Does my skin sublime remind you of yesteryear’s lust
and unresolved feelings?

Poetic religion is not for everyone,
it crucifies nights and befuddles the day,
distracts,
torments and leaves the senses shredded—
like blue cheese and strawberry salad
beguiles
until one is left with no choice but to abandon all means
of rational thought and succumb;
does it appeal to you?

I gaze toward the ashen clouds contemplating life
that’s been left behind,
an orchestra of lovers and foes plays on the nightstand,
yet with one eye half-open
I look on as if waiting for events to alter themselves;
nobody can be fine all the time.
There is a kiss amidst these words, it’s for you
dear reader mine,
like a recurring dream
I keep coming back to life with the fume of a Poet’s sigh.

 

 

 

Photo credits: Truls Espedal, 1973 painting – Pinterest

Join me as I invite others to write Gothic poetry tonight
on dVerse, the last round of Poetics in 2020 💝

Posted for Poetics: Exploring Gothic as a Literary Genre @ dVerse Poets Pub

42 Replies to “Afterlife”

  1. Wow, Sanaa, you’ve set the bar extra high with this poem! I love the coquettish aside:
    ‘do I intimidate?
    Does my skin sublime remind you of yesteryear’s lust
    and unresolved feelings?’
    and the thought that ‘an orchestra of lovers and foes plays on the nightstand’. The final line is so amazing!

  2. “I gaze toward the ashen clouds contemplating life
    that’s been left behind,
    an orchestra of lovers and foes plays on the nightstand,”

    Oh my, that sounds sinister!

  3. Oh my gosh Sanaa!

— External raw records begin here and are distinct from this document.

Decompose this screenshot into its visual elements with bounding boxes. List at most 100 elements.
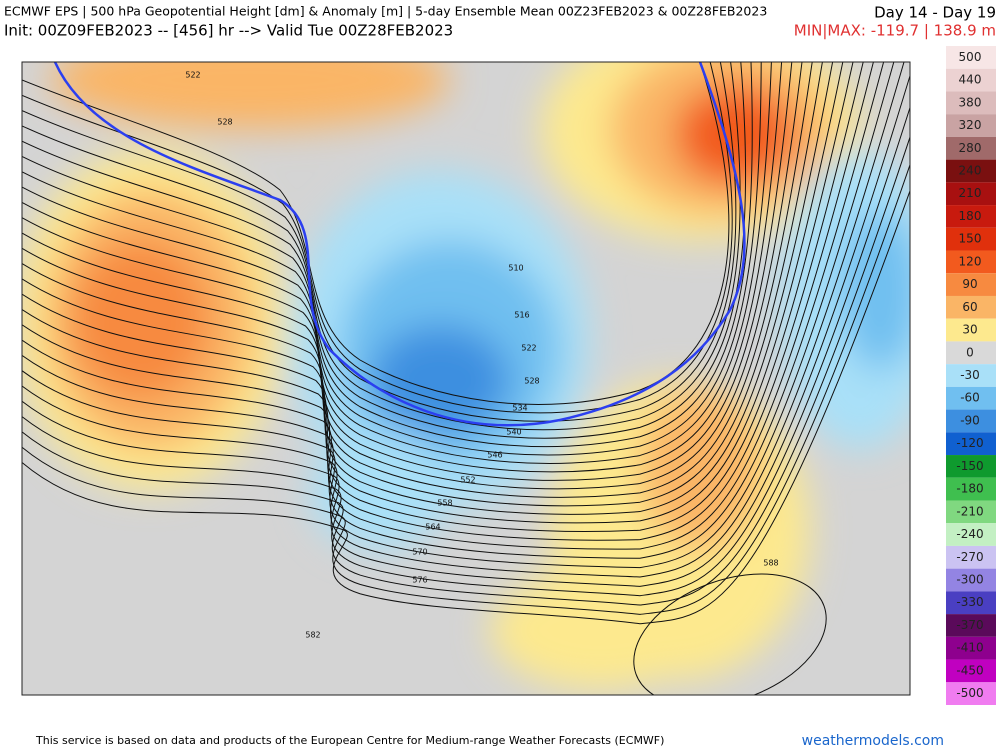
notice: This service is based on data and produc… bbox=[35, 734, 664, 747]
colorbar-label: -90 bbox=[960, 413, 980, 427]
contour-line bbox=[22, 62, 733, 414]
contour-line bbox=[22, 105, 910, 597]
contour-label: 546 bbox=[487, 451, 502, 460]
colorbar-swatch bbox=[946, 682, 996, 705]
colorbar-label: -210 bbox=[956, 504, 983, 518]
contour-label: 528 bbox=[524, 377, 539, 386]
contour-label: 588 bbox=[763, 559, 778, 568]
contour-label: 510 bbox=[508, 264, 523, 273]
colorbar: 500 440 380 320 280 240 210 180 150 120 90 60 30 0 -30… bbox=[946, 46, 996, 705]
colorbar-swatch bbox=[946, 659, 996, 683]
colorbar-label: -30 bbox=[960, 368, 980, 382]
contour-line bbox=[22, 62, 772, 464]
contour-line bbox=[22, 62, 803, 490]
colorbar-label: 150 bbox=[959, 232, 982, 246]
contour-label: 540 bbox=[506, 428, 521, 437]
colorbar-swatch bbox=[946, 250, 996, 274]
contour-line bbox=[22, 62, 783, 473]
contour-line bbox=[22, 189, 910, 625]
colorbar-swatch bbox=[946, 295, 996, 319]
contour-line bbox=[22, 163, 910, 615]
minmax: MIN|MAX: -119.7 | 138.9 m bbox=[794, 22, 996, 40]
contour-line bbox=[22, 62, 753, 447]
colorbar-label: -120 bbox=[956, 436, 983, 450]
contour-line bbox=[22, 62, 813, 498]
contour-line bbox=[22, 62, 730, 405]
colorbar-label: -300 bbox=[956, 573, 983, 587]
init: Init: 00Z09FEB2023 -- [456] hr --> Valid… bbox=[4, 22, 453, 40]
colorbar-swatch bbox=[946, 386, 996, 410]
contour-line bbox=[22, 62, 874, 550]
colorbar-label: -180 bbox=[956, 482, 983, 496]
contour-label: 552 bbox=[460, 476, 475, 485]
colorbar-swatch bbox=[946, 591, 996, 615]
colorbar-label: -370 bbox=[956, 618, 983, 632]
colorbar-swatch bbox=[946, 46, 996, 69]
colorbar-label: -150 bbox=[956, 459, 983, 473]
contour-label: 558 bbox=[437, 499, 452, 508]
colorbar-label: 180 bbox=[959, 209, 982, 223]
colorbar-label: 280 bbox=[959, 141, 982, 155]
contour-line bbox=[22, 135, 910, 606]
colorbar-swatch bbox=[946, 614, 996, 637]
colorbar-label: -500 bbox=[956, 686, 983, 700]
colorbar-swatch bbox=[946, 136, 996, 160]
colorbar-swatch bbox=[946, 68, 996, 92]
colorbar-swatch bbox=[946, 341, 996, 365]
contour-line bbox=[22, 62, 895, 569]
colorbar-label: 90 bbox=[962, 277, 977, 291]
colorbar-swatch bbox=[946, 318, 996, 342]
colorbar-swatch bbox=[946, 114, 996, 137]
colorbar-label: -60 bbox=[960, 391, 980, 405]
contour-line bbox=[22, 62, 762, 456]
colorbar-swatch bbox=[946, 432, 996, 456]
map-frame bbox=[21, 61, 911, 696]
contour-line bbox=[22, 74, 910, 587]
contour-label: 534 bbox=[512, 404, 527, 413]
colorbar-swatch bbox=[946, 159, 996, 183]
colorbar-swatch bbox=[946, 409, 996, 433]
colorbar-swatch bbox=[946, 568, 996, 592]
contour-line bbox=[22, 62, 793, 481]
contour-label: 582 bbox=[305, 631, 320, 640]
contour-label: 564 bbox=[425, 523, 440, 532]
colorbar-swatch bbox=[946, 636, 996, 660]
colorbar-label: 440 bbox=[959, 73, 982, 87]
colorbar-label: 210 bbox=[959, 186, 982, 200]
colorbar-label: 320 bbox=[959, 118, 982, 132]
colorbar-swatch bbox=[946, 182, 996, 206]
period: Day 14 - Day 19 bbox=[874, 4, 996, 22]
contour-line bbox=[22, 62, 823, 507]
contour-label: 528 bbox=[217, 118, 232, 127]
title: ECMWF EPS | 500 hPa Geopotential Height … bbox=[4, 4, 767, 19]
contour-label: 522 bbox=[185, 71, 200, 80]
colorbar-label: 30 bbox=[962, 323, 977, 337]
map: 522 528 510 516 522 528 534 540 546 552 558 564 570 5… bbox=[22, 62, 910, 695]
contour-line bbox=[22, 62, 854, 532]
contour-line bbox=[22, 62, 905, 578]
contour-label: 570 bbox=[412, 548, 427, 557]
colorbar-swatch bbox=[946, 545, 996, 569]
colorbar-label: 380 bbox=[959, 95, 982, 109]
colorbar-swatch bbox=[946, 523, 996, 546]
colorbar-label: 240 bbox=[959, 163, 982, 177]
colorbar-label: 0 bbox=[966, 345, 974, 359]
site[interactable]: weathermodels.com bbox=[802, 733, 944, 749]
colorbar-label: 500 bbox=[959, 50, 982, 64]
colorbar-label: 60 bbox=[962, 300, 977, 314]
colorbar-swatch bbox=[946, 500, 996, 524]
colorbar-swatch bbox=[946, 455, 996, 478]
contour-label: 576 bbox=[412, 576, 427, 585]
colorbar-label: -410 bbox=[956, 641, 983, 655]
colorbar-swatch bbox=[946, 91, 996, 115]
contour-line bbox=[22, 62, 746, 439]
colorbar-label: -330 bbox=[956, 595, 983, 609]
contour-line bbox=[22, 62, 741, 431]
contour-label: 522 bbox=[521, 344, 536, 353]
colorbar-swatch bbox=[946, 273, 996, 296]
colorbar-label: -450 bbox=[956, 663, 983, 677]
colorbar-swatch bbox=[946, 227, 996, 251]
colorbar-label: -270 bbox=[956, 550, 983, 564]
colorbar-swatch bbox=[946, 364, 996, 387]
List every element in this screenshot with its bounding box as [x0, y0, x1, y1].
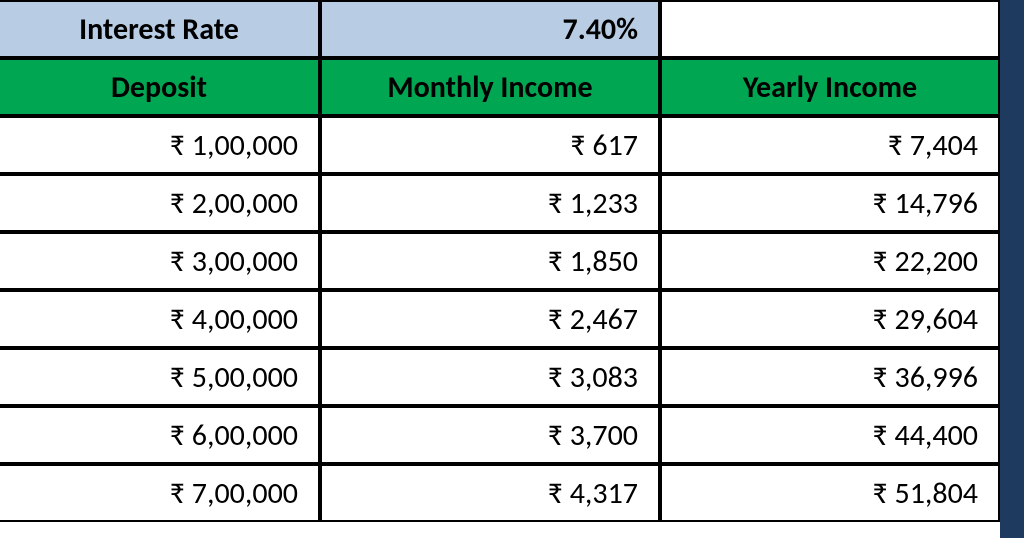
cell-deposit: ₹ 5,00,000 [0, 348, 320, 406]
cell-deposit: ₹ 2,00,000 [0, 174, 320, 232]
cell-deposit: ₹ 4,00,000 [0, 290, 320, 348]
table-row: ₹ 7,00,000 ₹ 4,317 ₹ 51,804 [0, 464, 1000, 522]
cell-yearly: ₹ 51,804 [660, 464, 1000, 522]
side-strip [1000, 0, 1024, 538]
income-table: Interest Rate 7.40% Deposit Monthly Inco… [0, 0, 1000, 522]
cell-deposit: ₹ 7,00,000 [0, 464, 320, 522]
interest-rate-empty [660, 0, 1000, 58]
cell-yearly: ₹ 44,400 [660, 406, 1000, 464]
interest-rate-label: Interest Rate [0, 0, 320, 58]
cell-yearly: ₹ 36,996 [660, 348, 1000, 406]
cell-deposit: ₹ 1,00,000 [0, 116, 320, 174]
table-row: ₹ 3,00,000 ₹ 1,850 ₹ 22,200 [0, 232, 1000, 290]
cell-yearly: ₹ 22,200 [660, 232, 1000, 290]
interest-rate-value: 7.40% [320, 0, 660, 58]
table-row: ₹ 1,00,000 ₹ 617 ₹ 7,404 [0, 116, 1000, 174]
cell-yearly: ₹ 14,796 [660, 174, 1000, 232]
table-row: ₹ 4,00,000 ₹ 2,467 ₹ 29,604 [0, 290, 1000, 348]
column-header-yearly: Yearly Income [660, 58, 1000, 116]
cell-monthly: ₹ 2,467 [320, 290, 660, 348]
cell-monthly: ₹ 3,083 [320, 348, 660, 406]
income-table-container: Interest Rate 7.40% Deposit Monthly Inco… [0, 0, 1000, 522]
table-body: ₹ 1,00,000 ₹ 617 ₹ 7,404 ₹ 2,00,000 ₹ 1,… [0, 116, 1000, 522]
cell-yearly: ₹ 7,404 [660, 116, 1000, 174]
cell-deposit: ₹ 3,00,000 [0, 232, 320, 290]
cell-monthly: ₹ 3,700 [320, 406, 660, 464]
cell-monthly: ₹ 617 [320, 116, 660, 174]
cell-yearly: ₹ 29,604 [660, 290, 1000, 348]
table-row: ₹ 5,00,000 ₹ 3,083 ₹ 36,996 [0, 348, 1000, 406]
cell-monthly: ₹ 1,233 [320, 174, 660, 232]
column-header-monthly: Monthly Income [320, 58, 660, 116]
interest-rate-row: Interest Rate 7.40% [0, 0, 1000, 58]
cell-monthly: ₹ 4,317 [320, 464, 660, 522]
table-row: ₹ 6,00,000 ₹ 3,700 ₹ 44,400 [0, 406, 1000, 464]
column-header-row: Deposit Monthly Income Yearly Income [0, 58, 1000, 116]
cell-deposit: ₹ 6,00,000 [0, 406, 320, 464]
column-header-deposit: Deposit [0, 58, 320, 116]
table-row: ₹ 2,00,000 ₹ 1,233 ₹ 14,796 [0, 174, 1000, 232]
cell-monthly: ₹ 1,850 [320, 232, 660, 290]
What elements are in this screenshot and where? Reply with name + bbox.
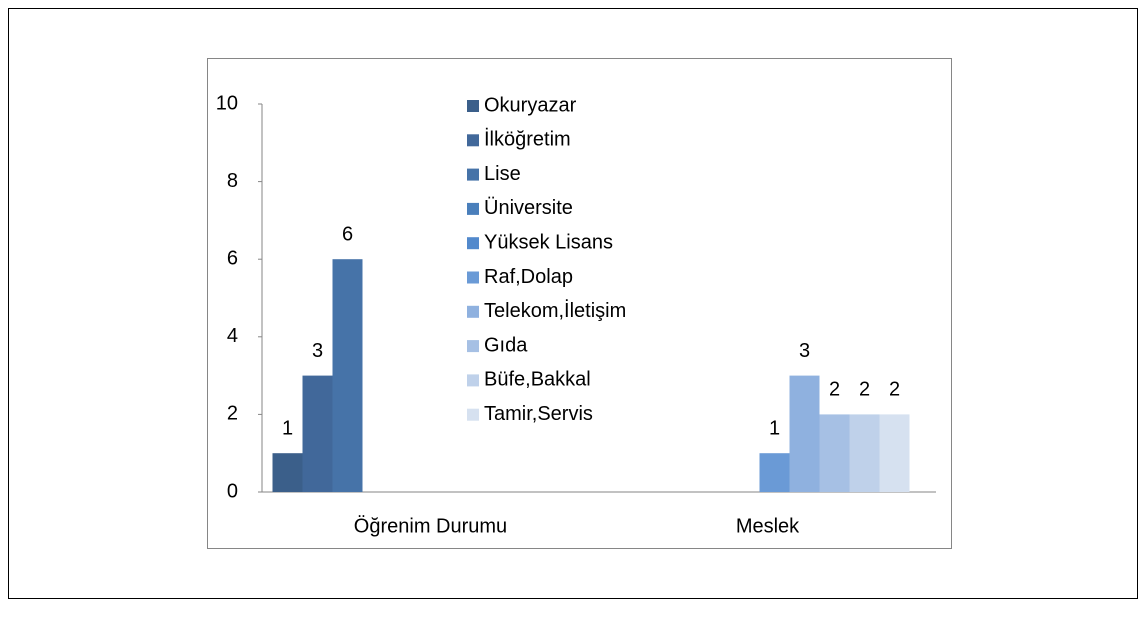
- legend-label: Telekom,İletişim: [484, 299, 626, 322]
- x-tick-label: Meslek: [736, 515, 800, 537]
- legend-label: Yüksek Lisans: [484, 231, 613, 253]
- legend-label: Okuryazar: [484, 94, 577, 116]
- legend-label: Üniversite: [484, 197, 573, 219]
- y-tick-label: 2: [227, 403, 238, 425]
- y-tick-label: 0: [227, 480, 238, 502]
- data-label: 6: [342, 223, 353, 245]
- legend-swatch: [467, 237, 479, 250]
- bar: [819, 414, 850, 492]
- data-label: 1: [282, 417, 293, 439]
- data-label: 2: [889, 379, 900, 401]
- legend-label: İlköğretim: [484, 128, 571, 151]
- legend-swatch: [467, 271, 479, 284]
- x-tick-label: Öğrenim Durumu: [354, 515, 507, 537]
- data-label: 3: [799, 340, 810, 362]
- data-label: 2: [829, 379, 840, 401]
- legend-swatch: [467, 168, 479, 181]
- bar: [272, 453, 303, 492]
- legend-swatch: [467, 374, 479, 387]
- data-label: 1: [769, 417, 780, 439]
- bar: [789, 375, 820, 492]
- legend-swatch: [467, 408, 479, 421]
- legend-label: Lise: [484, 163, 521, 185]
- legend-label: Gıda: [484, 334, 528, 356]
- bar: [332, 259, 363, 492]
- legend-swatch: [467, 100, 479, 112]
- legend-label: Raf,Dolap: [484, 266, 573, 288]
- data-label: 2: [859, 379, 870, 401]
- legend-swatch: [467, 305, 479, 318]
- y-tick-label: 6: [227, 247, 238, 269]
- bar: [302, 375, 333, 492]
- legend-swatch: [467, 134, 479, 147]
- legend-label: Tamir,Servis: [484, 403, 593, 425]
- bar: [879, 414, 910, 492]
- legend-swatch: [467, 340, 479, 353]
- bar: [849, 414, 880, 492]
- y-tick-label: 4: [227, 325, 238, 347]
- legend-label: Büfe,Bakkal: [484, 369, 591, 391]
- bar: [759, 453, 790, 492]
- y-tick-label: 8: [227, 170, 238, 192]
- y-tick-label: 10: [216, 92, 238, 114]
- data-label: 3: [312, 340, 323, 362]
- legend-swatch: [467, 202, 479, 215]
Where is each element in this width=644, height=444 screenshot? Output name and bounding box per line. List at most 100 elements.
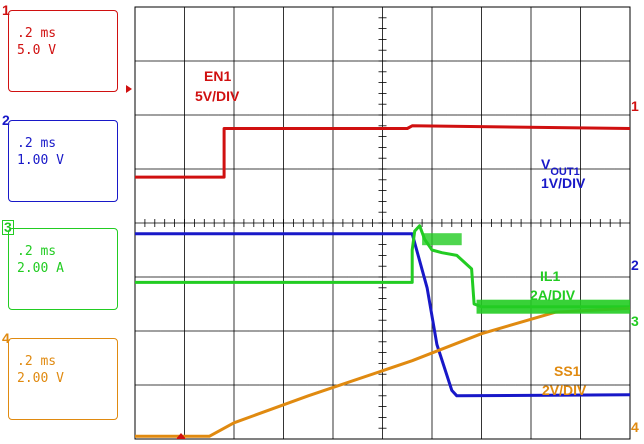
vout1-label: VOUT1 [541, 156, 580, 178]
grid-dot [485, 384, 488, 386]
grid-dot [386, 330, 389, 332]
grid-dot [584, 60, 587, 62]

You are a difficult act to follow ☺️ Your poem read like a mystery novel and your use of words was spectacular. I particularly loved ‘an orchestra of lovers and foes plays on the nightstand’ Wonderful!

  4. How in the world could only you write a Gothic love letter to death, by Death, touching on many of the fears, thoughts and projections we all have as we approach the Great Transition? A fantastic ebon ride and read; this is atypical for you, and kudos for that.

  5. This is wonderful, Sanaa, I just love it:
    ‘Poetic religion is not for everyone,
    it crucifies nights and befuddles the day,
    distracts,
    torments and leaves the senses shredded’
    I will follow your quote with one from Paul Simon:
    ‘If that’s my prayerbook
    Lord let us pray’ 🙏

  6. This is like a recurring dream, or a nightmare of a purgatory. This reflection will stay with me:

    I look on as if waiting for events to alter themselves;
    nobody can be fine all the time.

    Thanks for hosting.

  7. It is not quite midnight, I am in bed, alone. The festive holiday lights have been extinguished by timers and the dark has settled in. But these blankets can’t keep out the chill this poem calls forth. I’ll hunker down and pray for that fume…

  8. The second stanza most definitely does appeal to me! Poetic religion in this stanza is defined brilliantly, it isn’t easy to be so aware of life and allow our emotions to be shredded in this awareness. The whole poem is one of my favorite’s from you! 👏💖

  9. The tone of this reminds me of a short story and I can’t for the life of me remember the title. It’s about slicing peaches and the peaches in question are the breasts of the villain’s lady love. Nasty and dark.